Le Kasemattentheater a décidé d’être encore plus politique que d’habitude. Le président du conseil d’administration, Lex Weyer, et le dramaturge Marc Limpach ont souligné l’urgence d’aborder des sujets tels que le nationalisme, la crise climatique, la crise de la démocratie et des identités. Une lecture historique (ce 28 septembre), centrée sur le Luxemburger Volksblatt, journal né en 1933 et revendiquant son attachement à la patrie, racontera comment ses chefs de file se sont jetés dans les bras des nazis, comme l’avait prédit avant la guerre le directeur du Tageblatt Frantz Clément, suscitant leur ire. Une sélection de textes, opérée par Marc Limpach, sera lue par ce dernier, Nora Koenig et Pitt Simon.

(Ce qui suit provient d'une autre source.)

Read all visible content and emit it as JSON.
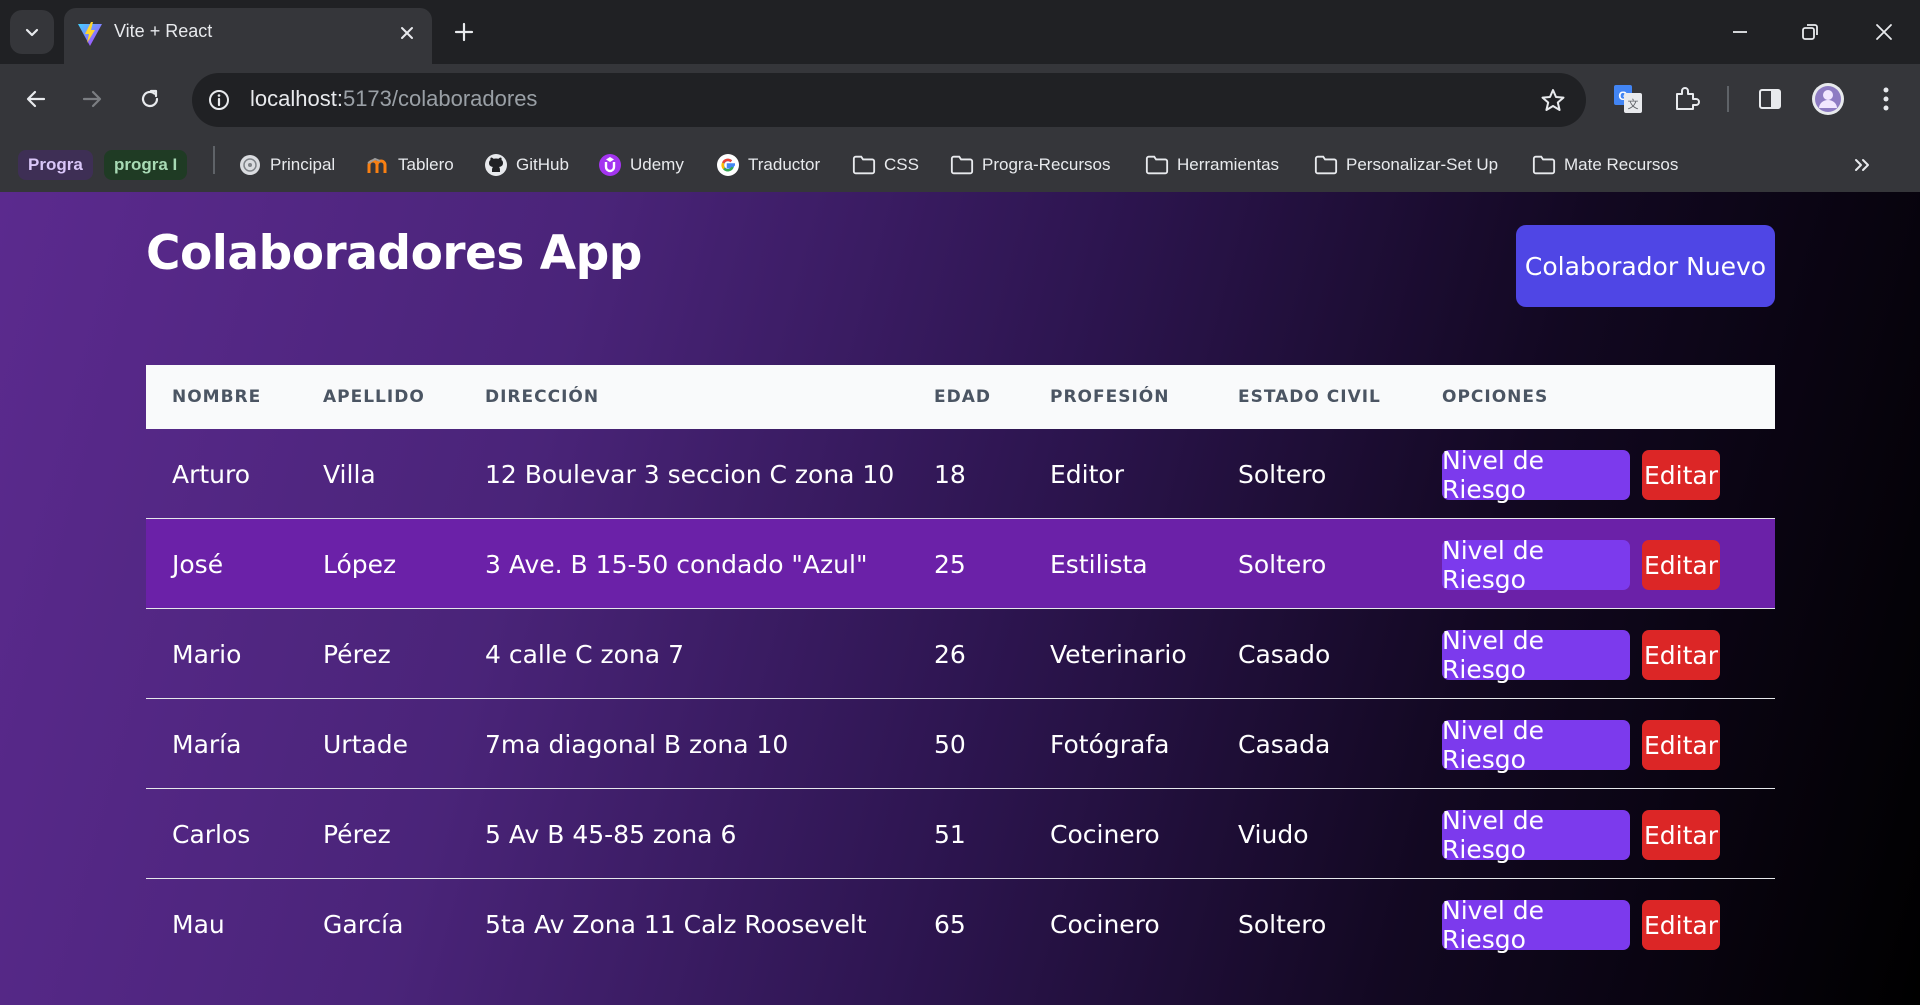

La charge contre le nationalisme étroit se poursuivra avec „PatrIDiot“ (12-21 octobre) de l’auteur (et notre collègue) Jeff Schinker. La pièce explore les thèmes de la patrie et de l’identité au Luxembourg et dans le milieu culturel, en suivant les pas d’une comédienne. Ce sera une première comme pour „Alphabet – 26 Theater-Miniaturen für eine sich erwärmende Welt“, écrit et mis en scène par Calle Fuhr (juin 2024). On retrouve au programme la première de „Trick“ (mai 2024) par Ian de Toffoli, „Nornen“ (juillet 2024) par le collectif Independant little lies, „Corpus delicti“ (23-24 février), sur un texte de Julie Zeh, ainsi que les reprises: „Schwester von…“ (14-15 décembre) mis en scène par Anne Simon, avec Marie Jung pour interprète et la lecture (par Marc Limpach et Elsa Rauchs) de „1940/41 Alex Bonn et la situation des juifs persécutés au Luxembourg“ (29 novembre).